Penghapusan Penggolongan Penduduk Dalam Hukum Pidana

status kewarganegaraan Indonesia Image by Piterest.com

Pertanyaan

Mengapa penggolongan penduduk didalam hukum pidana sudah tidak berlaku ? terimakasih

Ulasan Lengkap

Terima kasih atas pertanyaannya, Sdr. Marsela Wijayanti.

Indische Staatsregeling (IS; Stbld 1925-415 jo 577) adalah undang-undang dasar yang mengatur tata negara dan pemerintahan Hindia Belanda. Pasal 163 Indische Staatsregeling (IS) mengatur mengenai Penggolongan penduduk di Indonesia sebagai berikut: [1]

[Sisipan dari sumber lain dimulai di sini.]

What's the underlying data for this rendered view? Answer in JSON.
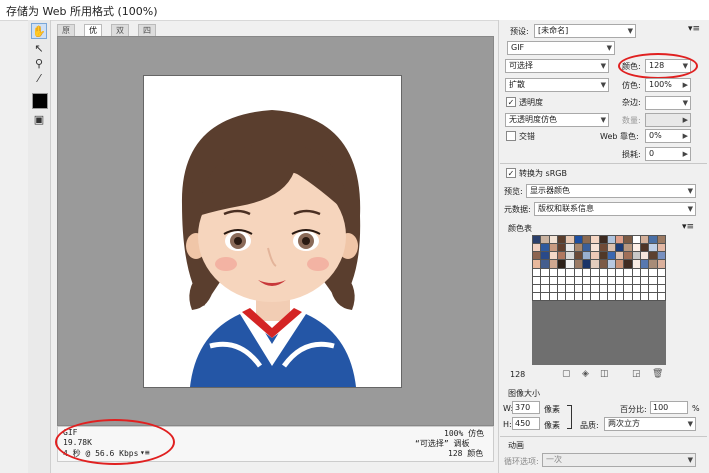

  1. Golongan Eropa meliputi semua orang Belanda, semua orang yang berasal dari Eropa tetapi bukan dari Belanda, semua orang Jepang, semua orang yang berasal dari tempat lain, tetapi tidak termasuk orang Belanda, yang di negaranya tunduk kepada hukum keluarga dan asas-asasnya sama dengan hukum Belanda. Anak sah atau yang diakui menurut Undang-Undang dan keturunan selanjutnya dari orang-orang yang berasal dari Eropa bukan Belanda atau Eropa yang lahir di Hindia Belanda;
  2. Golongan Bumiputera, meliputi semua orang yang termasuk rakyat asli Hindia-Belanda dan tidak pernah pindah ke dalam golongan penduduk lain dari golongan Bumiputera, golongan penduduk lainnya yang telah meleburkan diri menjadi golongan Bumiputera dengan cara meniru atau mengikuti kehidupan sehari-hari golongan Bumiputera dan meninggalkan hukumnya atau karena perkawinan;
  3. Golongan Timur Asing, meliputi Penduduk yang tidak termasuk golongan Eropa dan golongan Bumiputera. Golongan ini dibedakan atas Timur Asing Tionghoa dan Timur Asing Bukan Tionghoa seperti Arab dan India.

 

Sedangkan Pasal 131 Indische Staatsregeling (IS) mengadakan 3 golongan hukum yang berlaku untuk tiap golongan penduduk sebagaimana di atas, dan ditegaskan sebagai berikut:[2]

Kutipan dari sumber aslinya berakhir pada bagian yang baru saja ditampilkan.